There are many reasons why a significant number of Church of Scotland members decided to leave and form their own Free Church. Perhaps the main reason was the total lack of democracy within the ruling body of the Church, coupled with the Patronage Act that had been introduced by Queen Anne around 1712. The appointment of Elders who made up the Kirk Session, were in almost all cases selected from the upper classes, and therefore not a true cross section of the membership. The Patronage Act by which ministers were appointed by the Sovereign or a local landowner acting on their behalf meant that the congregations took no part in the selection. This lead to several court cases where the congregations had blocked the minister from entering, and they were heavily fined. This Act was only erased from the statute book in 1874.

In January 1843, there were two Churches in Liberton Parish, Liberton Kirk that had been under the ministry of Rev. James Begg since 1835, and Gilmerton Church, which was originally an extension of the Kirk, under the ministry of Rev. Walter Fairlie since 1838. Rev. James Begg chaired his last Liberton Kirk Session on 2nd May 1843, and both he and Rev. Fairlie joined the newly formed Free Church on 18th May, and signed the Act of Separation and Deed of Demission, on 23rd May 1843. Rev. Begg became minister of the Newington Free Church, taking about 200 of the Kirk Members with him, and went on to become Moderator of the Free Church in 1865. Rev. Fairlie formed the Free Church of Gilmerton, and chaired his first Session meeting in the “Large Hall” at Gilmerton on 11th September 1843.
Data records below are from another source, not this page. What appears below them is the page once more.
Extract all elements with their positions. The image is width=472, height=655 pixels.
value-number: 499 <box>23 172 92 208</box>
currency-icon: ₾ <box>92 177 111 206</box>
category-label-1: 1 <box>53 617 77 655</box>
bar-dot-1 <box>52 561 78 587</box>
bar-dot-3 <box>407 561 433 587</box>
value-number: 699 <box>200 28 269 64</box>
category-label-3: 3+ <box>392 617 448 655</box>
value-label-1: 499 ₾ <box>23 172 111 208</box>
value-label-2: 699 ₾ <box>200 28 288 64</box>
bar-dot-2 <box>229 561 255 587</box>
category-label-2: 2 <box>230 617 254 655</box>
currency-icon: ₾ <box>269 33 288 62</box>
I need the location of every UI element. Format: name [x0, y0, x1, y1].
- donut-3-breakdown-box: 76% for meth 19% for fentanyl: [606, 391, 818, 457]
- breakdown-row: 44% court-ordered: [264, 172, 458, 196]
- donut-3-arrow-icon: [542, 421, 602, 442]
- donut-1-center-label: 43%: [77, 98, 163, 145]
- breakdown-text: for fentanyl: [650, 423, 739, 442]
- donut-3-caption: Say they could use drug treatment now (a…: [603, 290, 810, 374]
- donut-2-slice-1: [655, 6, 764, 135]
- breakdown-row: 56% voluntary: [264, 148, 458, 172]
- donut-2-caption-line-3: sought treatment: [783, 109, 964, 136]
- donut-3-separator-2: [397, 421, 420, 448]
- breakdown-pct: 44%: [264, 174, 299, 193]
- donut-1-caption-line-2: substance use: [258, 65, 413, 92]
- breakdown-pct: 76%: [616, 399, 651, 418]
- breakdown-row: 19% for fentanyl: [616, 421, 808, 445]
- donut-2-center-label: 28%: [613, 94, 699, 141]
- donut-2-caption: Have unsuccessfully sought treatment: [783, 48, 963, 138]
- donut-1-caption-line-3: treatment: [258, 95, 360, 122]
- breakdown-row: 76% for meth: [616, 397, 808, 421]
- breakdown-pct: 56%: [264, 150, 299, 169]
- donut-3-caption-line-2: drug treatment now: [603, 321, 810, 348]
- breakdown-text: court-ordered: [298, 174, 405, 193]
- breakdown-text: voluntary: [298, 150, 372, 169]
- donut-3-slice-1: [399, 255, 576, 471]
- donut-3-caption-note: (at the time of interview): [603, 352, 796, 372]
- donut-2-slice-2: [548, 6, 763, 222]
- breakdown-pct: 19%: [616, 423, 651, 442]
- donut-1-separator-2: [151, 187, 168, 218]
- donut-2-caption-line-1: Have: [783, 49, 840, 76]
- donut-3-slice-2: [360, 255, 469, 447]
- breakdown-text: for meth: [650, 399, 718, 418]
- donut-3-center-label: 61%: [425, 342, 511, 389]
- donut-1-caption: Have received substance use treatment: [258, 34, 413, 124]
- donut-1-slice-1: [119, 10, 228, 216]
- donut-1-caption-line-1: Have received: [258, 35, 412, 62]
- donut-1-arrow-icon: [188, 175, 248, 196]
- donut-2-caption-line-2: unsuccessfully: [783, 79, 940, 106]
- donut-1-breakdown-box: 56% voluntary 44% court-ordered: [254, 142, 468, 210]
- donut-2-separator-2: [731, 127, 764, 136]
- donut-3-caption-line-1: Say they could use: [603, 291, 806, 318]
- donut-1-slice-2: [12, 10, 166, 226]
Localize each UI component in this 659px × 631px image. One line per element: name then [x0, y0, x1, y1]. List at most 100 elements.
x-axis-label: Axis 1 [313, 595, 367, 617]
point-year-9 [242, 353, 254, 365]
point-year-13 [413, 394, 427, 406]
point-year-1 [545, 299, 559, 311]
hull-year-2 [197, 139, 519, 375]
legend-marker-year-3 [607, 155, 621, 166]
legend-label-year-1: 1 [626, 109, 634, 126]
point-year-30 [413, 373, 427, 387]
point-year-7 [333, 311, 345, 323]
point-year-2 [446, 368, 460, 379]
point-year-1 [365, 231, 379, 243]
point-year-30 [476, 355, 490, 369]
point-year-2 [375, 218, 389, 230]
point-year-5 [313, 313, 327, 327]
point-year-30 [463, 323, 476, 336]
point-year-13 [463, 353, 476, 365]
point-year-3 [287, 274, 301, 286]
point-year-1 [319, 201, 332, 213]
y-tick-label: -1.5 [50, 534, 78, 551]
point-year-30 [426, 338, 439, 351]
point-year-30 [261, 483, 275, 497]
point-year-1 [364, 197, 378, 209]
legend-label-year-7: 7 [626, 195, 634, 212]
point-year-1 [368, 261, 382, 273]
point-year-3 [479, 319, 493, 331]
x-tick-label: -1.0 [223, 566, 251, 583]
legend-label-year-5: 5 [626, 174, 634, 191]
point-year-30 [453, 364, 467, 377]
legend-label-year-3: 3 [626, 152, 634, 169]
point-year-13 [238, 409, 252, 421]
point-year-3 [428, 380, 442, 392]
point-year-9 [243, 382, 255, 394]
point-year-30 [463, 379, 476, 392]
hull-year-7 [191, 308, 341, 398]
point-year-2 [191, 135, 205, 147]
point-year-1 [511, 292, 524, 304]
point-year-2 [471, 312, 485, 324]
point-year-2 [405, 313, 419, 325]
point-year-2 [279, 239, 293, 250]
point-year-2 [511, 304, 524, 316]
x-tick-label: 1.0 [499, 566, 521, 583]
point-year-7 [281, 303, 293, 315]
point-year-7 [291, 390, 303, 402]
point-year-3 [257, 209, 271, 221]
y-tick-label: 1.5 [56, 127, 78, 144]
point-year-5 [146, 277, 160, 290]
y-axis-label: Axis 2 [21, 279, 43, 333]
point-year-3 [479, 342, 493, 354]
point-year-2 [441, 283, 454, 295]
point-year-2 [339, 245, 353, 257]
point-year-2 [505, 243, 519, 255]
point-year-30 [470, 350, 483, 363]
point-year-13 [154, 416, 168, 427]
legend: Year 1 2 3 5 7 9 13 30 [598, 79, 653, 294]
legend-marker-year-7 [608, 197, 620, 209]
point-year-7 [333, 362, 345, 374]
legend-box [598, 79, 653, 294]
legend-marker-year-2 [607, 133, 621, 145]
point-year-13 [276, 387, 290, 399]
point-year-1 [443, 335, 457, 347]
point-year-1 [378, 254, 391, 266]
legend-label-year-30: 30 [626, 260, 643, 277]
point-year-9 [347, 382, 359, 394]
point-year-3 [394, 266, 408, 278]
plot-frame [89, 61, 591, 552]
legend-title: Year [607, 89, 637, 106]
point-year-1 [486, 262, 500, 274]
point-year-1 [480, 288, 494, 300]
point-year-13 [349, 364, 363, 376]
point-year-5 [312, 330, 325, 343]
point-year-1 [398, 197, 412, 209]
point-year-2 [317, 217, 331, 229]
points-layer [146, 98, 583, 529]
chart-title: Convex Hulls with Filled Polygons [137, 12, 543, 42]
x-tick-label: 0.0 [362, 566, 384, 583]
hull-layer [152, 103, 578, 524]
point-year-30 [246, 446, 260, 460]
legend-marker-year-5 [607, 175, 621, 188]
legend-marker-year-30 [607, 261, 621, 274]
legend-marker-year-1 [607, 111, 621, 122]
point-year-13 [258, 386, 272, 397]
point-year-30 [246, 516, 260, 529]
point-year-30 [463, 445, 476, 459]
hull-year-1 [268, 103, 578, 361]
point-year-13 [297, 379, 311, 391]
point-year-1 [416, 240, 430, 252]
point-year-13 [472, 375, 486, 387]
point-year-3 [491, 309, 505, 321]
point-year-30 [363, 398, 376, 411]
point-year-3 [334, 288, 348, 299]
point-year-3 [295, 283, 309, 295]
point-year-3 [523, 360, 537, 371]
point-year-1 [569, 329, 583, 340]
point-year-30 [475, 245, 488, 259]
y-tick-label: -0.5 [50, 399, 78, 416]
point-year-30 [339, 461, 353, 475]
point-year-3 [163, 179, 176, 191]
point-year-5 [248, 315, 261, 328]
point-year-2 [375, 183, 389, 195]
There is some evidence to suggest that meetings held before the first Sessions Meeting, were held in Gilmerton Church, until Liberton Kirk Sessions who were responsible for the church at Gilmerton, asked for the return of the Church keys on 14th July. The following meeting on 16th July was held out of doors, before making use of the “Large Hall” for later meetings.

Most of the Gilmerton congregation followed Rev. Fairlie to the Free Church, leaving only a few in the Church of Scotland, as a result, between 1843 and 1860 Gilmerton was served by a succession of licentiate ministers until the appointment of Rev. Thomas Fleming.

The General Assembly of the Free Church was held in Glasgow on 17th October, where a representative from Gilmerton was present.

At a congregational meeting held at Gilmerton on 17th March 1844, six Deacons were appointed, namely, Thomas Craig, Alexander Johnston, John Paterson Taylor, William Jordan, Robert Blair, and Robert McLeod. The post of Deacon in the Free Church was similar to that of Heritors in the Church of Scotland, in that they were responsible for the buildings and fabric of the Church.

Since May 1843, collections had been taking place in order to build a local Church and Sunday school, and building had started at the junction of what we now call Ellen’s Glen Road and Ellen’s Glen Loan, in the village of Stenhouse, shortly after this date. On 2nd June 1844, the Church was officially opened, and the first services were held, Rev. Fairlie preached in the morning, Rev. Robert Ferguson in the afternoon, and Rev. George Davidson in the evening. The first Sessions meeting in the Stenhouse Church, was held three days later, on the 5th June. The Church was secured by a Feu Charter to the Free Church, and the total cost of church and Sunday school was £637 pounds 9 shillings and four pence, and the debt still owing at this time was £342 and 10 shillings. There was no manse, and at that time, no prospect of one in the foreseeable future. The church was now known as the Free Church of Liberton and Gilmerton, but a few months later Gilmerton was dropped from the title. By early 1845 the number attending church including children was over 200, and two Sunday Schools were operating.

By 1868, the congregation had outgrown the Stenhouse Church, and a new church was built in 1869, at the junction of Gilmerton Road and Claverhouse Drive, called the Liberton Free Church.

Rev. Walter Fairlie died in 1856, when Rev. Dr. D.K. Guthrie became minister, followed by Rev. G. Dodds in 1890. In 1900 the Free Church voted by a very large majority, to join their fellow travellers of the United Presbyterian Church to form the United Free Church, and the church at Northfield became a United Free Church. The minority who voted against union, continued as the Free Church of Scotland. A pipe organ was installed in 1903 and electric light installed at the manse built in 1870 (Now Northfield House) in 1925, with electric light into the church in 1926. Following a meeting of the United Free Church in 1929, a large majority voted to join with the Church of Scotland, and the church became Northfield Church of Scotland Church, where Rev. Dodds continued as minister until 1933. The minority who voted against, became The Free Church (Continuing).

In compiling this short history, I am indebted to Mr W.S. Anderson, author and well-known authority on the Free Church, for his advice on this subject. Thanks are also due to Rev. J. McPake of Liberton Northfield, for allowing me access to a large amount of archival material.